Cassazione: censura sì licenziamento no
Una hostess aveva ripreso con "epiteti ingiuriosi" alcuni passeggeri che non si comportavano in modo adeguato, ciononostante non può essere licenziata. La Cassazione ha respinto il ricorso dell'Alitalia che riteneva il fatto "gravemente lesivo" del prestigio e dell'immagine della società. Secondo la Suprema Corte anche se il comportamento dell'assistente di volo può essere considerato "censurabile" non merita il licenziamento.
Nel dicembre del '94 Luisa V. era stata licenziata dalla compagnia di bandiera perché sul volo Roma-Milano AZ 2115 si era rivolta con espressioni "pesanti" a tre passeggeri che non avevano seguito l'invito a non attraversare il vano cucina e a seguire il percorso loro indicato durante lo sbarco. Il licenziamento era stato, poi, confermato dal Pretore di Roma nel dicembre del '96 e dichiarato illegittimo, invece, in appello dal Tribunale di Roma. Le espressioni contestate non avevano i "connotati di un'offesa gratuita rivolta alla clientela Alitalia quanto piuttosto quelli di uno sfogo maturato nell'ambito di uno sbarco, che la hostess non riusciva a gestire in maniera regolare anche per la stanchezza conseguente all'effettuazione di ben tre voli nella stessa giornata".
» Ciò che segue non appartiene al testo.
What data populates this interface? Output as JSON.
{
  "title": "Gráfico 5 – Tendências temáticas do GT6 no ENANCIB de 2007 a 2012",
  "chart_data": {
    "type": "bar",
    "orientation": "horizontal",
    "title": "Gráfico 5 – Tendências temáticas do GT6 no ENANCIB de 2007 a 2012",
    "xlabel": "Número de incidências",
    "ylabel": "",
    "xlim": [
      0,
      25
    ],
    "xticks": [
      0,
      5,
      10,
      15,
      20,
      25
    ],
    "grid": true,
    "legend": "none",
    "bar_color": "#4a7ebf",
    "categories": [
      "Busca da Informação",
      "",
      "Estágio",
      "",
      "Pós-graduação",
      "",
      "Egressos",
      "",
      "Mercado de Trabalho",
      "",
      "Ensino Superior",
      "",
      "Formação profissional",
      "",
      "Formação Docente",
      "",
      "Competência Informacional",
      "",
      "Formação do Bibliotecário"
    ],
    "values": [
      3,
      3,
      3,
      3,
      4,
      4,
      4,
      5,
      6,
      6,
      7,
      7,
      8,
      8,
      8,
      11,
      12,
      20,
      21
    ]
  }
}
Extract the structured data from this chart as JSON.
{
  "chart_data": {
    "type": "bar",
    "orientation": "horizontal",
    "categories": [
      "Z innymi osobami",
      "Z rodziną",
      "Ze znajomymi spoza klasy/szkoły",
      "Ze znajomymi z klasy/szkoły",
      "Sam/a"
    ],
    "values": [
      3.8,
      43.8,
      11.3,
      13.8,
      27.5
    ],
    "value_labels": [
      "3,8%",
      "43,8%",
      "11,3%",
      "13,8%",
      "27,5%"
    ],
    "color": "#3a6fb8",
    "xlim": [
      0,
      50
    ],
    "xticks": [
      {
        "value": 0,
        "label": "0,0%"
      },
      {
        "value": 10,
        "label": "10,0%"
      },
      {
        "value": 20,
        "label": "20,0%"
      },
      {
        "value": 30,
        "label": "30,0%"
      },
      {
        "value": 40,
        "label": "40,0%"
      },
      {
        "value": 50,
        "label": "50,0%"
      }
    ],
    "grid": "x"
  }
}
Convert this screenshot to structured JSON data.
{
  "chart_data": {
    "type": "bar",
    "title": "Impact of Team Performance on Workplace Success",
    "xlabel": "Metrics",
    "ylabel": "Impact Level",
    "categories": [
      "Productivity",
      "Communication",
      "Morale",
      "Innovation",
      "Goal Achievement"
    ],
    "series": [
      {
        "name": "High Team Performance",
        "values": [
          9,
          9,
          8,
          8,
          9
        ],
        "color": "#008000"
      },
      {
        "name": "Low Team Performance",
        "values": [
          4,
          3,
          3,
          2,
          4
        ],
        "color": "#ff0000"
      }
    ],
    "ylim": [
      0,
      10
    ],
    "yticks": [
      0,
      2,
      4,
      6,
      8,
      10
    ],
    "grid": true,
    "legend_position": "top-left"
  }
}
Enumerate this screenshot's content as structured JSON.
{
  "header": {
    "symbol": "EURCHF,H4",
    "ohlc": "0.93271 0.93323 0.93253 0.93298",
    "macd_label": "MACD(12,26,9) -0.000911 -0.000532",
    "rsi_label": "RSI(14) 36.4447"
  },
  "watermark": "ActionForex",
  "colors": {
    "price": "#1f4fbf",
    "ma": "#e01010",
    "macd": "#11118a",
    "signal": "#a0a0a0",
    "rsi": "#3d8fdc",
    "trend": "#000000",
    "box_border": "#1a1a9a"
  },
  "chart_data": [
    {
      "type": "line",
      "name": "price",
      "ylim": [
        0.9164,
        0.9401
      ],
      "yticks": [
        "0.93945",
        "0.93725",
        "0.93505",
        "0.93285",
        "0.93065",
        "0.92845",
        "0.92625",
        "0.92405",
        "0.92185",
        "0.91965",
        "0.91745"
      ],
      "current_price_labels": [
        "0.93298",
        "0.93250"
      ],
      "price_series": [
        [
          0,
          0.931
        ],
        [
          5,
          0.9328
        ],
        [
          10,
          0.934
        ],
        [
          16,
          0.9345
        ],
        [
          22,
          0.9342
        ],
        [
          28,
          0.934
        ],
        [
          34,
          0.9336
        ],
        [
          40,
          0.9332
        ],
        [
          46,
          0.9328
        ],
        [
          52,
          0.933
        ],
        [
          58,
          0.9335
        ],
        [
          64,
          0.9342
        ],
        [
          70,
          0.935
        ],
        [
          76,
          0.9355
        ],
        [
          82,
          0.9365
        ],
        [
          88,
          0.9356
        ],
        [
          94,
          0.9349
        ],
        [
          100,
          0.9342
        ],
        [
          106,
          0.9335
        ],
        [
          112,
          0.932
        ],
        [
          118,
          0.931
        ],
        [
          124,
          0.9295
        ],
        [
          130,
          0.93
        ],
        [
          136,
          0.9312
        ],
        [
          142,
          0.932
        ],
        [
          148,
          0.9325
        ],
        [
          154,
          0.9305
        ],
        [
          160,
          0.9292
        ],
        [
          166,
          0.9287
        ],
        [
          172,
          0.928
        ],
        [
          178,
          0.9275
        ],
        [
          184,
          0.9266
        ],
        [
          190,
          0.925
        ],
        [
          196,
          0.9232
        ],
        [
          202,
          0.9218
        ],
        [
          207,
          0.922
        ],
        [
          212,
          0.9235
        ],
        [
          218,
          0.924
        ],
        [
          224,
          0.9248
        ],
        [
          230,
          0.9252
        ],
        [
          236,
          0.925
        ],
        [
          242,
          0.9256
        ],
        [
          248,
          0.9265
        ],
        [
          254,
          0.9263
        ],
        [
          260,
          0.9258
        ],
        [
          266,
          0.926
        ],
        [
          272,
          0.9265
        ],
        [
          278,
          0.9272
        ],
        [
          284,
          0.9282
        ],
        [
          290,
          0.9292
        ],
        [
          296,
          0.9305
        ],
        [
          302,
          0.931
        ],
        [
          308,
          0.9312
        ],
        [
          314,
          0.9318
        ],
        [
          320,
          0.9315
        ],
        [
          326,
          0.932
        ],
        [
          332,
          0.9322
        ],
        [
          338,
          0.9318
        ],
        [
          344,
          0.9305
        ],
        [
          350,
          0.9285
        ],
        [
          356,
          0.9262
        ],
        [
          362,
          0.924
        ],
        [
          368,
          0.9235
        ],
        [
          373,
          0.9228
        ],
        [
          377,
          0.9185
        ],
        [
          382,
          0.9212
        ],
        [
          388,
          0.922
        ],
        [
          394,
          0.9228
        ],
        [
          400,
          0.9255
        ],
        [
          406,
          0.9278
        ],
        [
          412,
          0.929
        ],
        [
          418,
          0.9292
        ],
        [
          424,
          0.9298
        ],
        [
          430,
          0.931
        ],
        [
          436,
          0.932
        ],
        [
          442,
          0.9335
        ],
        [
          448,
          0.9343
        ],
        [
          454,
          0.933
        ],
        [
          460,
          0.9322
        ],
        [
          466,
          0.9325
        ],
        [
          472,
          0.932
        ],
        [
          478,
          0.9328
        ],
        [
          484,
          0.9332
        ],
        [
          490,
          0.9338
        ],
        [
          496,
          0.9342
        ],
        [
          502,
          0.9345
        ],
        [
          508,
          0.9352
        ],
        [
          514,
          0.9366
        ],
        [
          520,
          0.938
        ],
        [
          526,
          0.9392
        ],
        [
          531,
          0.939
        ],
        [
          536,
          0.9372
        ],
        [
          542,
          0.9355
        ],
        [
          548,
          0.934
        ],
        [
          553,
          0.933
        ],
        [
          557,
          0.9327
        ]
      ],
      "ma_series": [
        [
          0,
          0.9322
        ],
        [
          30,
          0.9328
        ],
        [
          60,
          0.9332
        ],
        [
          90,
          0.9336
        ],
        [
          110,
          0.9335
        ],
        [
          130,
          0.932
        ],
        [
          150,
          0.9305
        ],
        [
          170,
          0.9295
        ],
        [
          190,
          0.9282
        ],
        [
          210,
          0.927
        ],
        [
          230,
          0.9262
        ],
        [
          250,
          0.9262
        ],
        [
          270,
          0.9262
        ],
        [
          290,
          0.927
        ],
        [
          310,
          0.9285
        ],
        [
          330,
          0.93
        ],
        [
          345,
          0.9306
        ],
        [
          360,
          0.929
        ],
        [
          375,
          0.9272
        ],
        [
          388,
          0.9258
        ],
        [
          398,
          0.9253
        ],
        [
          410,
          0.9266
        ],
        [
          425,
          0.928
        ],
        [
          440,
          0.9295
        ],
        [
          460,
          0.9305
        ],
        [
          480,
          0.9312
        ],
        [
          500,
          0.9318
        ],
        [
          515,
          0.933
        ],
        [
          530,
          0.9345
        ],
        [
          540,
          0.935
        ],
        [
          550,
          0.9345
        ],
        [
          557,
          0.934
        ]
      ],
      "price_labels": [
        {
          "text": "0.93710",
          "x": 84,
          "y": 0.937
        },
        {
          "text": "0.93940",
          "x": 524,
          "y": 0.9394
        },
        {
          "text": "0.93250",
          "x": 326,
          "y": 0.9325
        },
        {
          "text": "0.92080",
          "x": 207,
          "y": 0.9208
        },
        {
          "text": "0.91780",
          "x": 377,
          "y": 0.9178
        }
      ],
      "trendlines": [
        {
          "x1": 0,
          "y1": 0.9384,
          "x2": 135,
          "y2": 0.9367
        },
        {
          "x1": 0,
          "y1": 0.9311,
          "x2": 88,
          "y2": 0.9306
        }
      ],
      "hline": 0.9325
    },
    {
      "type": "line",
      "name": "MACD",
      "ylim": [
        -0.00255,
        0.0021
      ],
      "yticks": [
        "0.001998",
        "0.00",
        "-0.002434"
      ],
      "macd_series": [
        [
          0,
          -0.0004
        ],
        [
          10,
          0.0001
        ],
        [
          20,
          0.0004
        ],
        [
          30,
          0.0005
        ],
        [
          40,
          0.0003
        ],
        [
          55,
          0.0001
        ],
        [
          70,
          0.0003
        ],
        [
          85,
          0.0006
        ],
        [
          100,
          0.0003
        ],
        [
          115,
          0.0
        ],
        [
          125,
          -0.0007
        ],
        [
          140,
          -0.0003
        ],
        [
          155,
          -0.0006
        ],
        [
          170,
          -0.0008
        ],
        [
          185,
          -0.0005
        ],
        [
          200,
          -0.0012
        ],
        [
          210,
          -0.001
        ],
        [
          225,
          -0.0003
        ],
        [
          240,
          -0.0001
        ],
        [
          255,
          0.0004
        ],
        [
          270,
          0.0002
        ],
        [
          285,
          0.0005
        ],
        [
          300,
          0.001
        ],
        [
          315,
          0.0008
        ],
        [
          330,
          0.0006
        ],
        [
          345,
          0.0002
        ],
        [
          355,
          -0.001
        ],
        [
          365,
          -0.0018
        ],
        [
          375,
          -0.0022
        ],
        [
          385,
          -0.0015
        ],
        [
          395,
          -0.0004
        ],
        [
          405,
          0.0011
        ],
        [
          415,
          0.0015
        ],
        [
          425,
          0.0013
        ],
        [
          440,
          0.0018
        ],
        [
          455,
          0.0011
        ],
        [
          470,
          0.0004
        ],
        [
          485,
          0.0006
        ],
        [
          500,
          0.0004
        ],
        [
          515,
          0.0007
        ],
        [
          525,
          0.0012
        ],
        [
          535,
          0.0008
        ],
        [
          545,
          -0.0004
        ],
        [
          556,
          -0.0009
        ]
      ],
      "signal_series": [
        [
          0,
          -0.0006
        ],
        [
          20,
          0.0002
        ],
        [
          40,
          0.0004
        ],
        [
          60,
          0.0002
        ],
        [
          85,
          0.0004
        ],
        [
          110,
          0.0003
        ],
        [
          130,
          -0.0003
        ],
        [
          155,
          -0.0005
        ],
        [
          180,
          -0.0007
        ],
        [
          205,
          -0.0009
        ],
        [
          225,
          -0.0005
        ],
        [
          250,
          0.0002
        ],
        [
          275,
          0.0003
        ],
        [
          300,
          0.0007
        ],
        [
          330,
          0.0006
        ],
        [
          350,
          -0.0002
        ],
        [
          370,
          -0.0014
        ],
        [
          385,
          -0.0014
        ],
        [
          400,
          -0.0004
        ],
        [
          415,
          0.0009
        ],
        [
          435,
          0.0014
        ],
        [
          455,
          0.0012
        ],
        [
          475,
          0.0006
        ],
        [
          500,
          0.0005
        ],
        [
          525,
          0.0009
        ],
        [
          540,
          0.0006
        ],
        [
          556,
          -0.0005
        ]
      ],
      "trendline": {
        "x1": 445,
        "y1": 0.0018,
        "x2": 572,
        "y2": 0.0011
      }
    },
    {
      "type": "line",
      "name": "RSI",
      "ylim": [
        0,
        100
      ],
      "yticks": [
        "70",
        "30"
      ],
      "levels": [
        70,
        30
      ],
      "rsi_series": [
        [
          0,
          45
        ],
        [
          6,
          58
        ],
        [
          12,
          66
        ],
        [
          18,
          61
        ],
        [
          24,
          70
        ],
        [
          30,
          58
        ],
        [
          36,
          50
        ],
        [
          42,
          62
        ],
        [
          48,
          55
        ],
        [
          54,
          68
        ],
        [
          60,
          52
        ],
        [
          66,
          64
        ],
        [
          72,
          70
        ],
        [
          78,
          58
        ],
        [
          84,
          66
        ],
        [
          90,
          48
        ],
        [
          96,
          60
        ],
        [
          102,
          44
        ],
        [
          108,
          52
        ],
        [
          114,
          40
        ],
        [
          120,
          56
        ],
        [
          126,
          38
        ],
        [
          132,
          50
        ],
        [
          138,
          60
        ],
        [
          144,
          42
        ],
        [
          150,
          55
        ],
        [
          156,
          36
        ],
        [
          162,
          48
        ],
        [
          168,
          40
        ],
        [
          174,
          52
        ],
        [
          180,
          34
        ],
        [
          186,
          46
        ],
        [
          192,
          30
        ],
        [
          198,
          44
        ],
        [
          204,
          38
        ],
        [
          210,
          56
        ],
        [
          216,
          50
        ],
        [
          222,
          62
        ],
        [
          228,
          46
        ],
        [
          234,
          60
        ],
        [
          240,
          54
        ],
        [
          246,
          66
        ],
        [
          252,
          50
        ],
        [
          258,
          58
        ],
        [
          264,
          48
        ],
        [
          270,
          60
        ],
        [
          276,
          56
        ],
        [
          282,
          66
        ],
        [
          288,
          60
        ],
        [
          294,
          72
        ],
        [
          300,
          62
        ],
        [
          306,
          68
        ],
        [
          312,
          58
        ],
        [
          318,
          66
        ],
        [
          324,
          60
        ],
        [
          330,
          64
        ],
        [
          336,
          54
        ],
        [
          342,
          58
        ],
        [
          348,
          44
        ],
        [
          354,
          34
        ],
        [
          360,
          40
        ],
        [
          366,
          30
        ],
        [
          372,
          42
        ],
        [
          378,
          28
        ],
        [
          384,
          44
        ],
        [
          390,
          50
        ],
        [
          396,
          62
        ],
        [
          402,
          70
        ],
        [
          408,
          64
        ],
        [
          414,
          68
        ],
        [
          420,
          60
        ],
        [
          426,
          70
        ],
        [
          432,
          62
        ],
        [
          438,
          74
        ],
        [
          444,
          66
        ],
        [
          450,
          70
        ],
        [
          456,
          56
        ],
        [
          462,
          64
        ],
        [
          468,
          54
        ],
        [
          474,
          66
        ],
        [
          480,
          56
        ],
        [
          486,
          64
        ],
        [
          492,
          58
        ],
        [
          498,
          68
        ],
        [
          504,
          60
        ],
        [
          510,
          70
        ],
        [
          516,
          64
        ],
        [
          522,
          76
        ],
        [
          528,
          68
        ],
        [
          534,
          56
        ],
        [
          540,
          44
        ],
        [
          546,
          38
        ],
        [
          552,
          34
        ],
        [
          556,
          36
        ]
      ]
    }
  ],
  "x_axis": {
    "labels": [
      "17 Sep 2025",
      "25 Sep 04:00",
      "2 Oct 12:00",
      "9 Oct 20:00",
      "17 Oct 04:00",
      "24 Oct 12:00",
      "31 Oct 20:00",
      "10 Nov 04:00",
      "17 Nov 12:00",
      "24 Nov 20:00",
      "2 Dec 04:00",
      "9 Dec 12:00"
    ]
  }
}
La Cassazione (sentenza 3527) ha respinto il ricorso dell'Alitalia che si è battuta invano sostenendo che il comportamento dell'assistente di volo era "gravemente lesivo" del prestigio e dell'immagine della società. La Suprema Corte si è allineata alla decisione del Tribunale e ha evidenziato come "la condotta, pur censurabile, non dovesse essere punita con la massima sanzione disciplinare del licenziamento".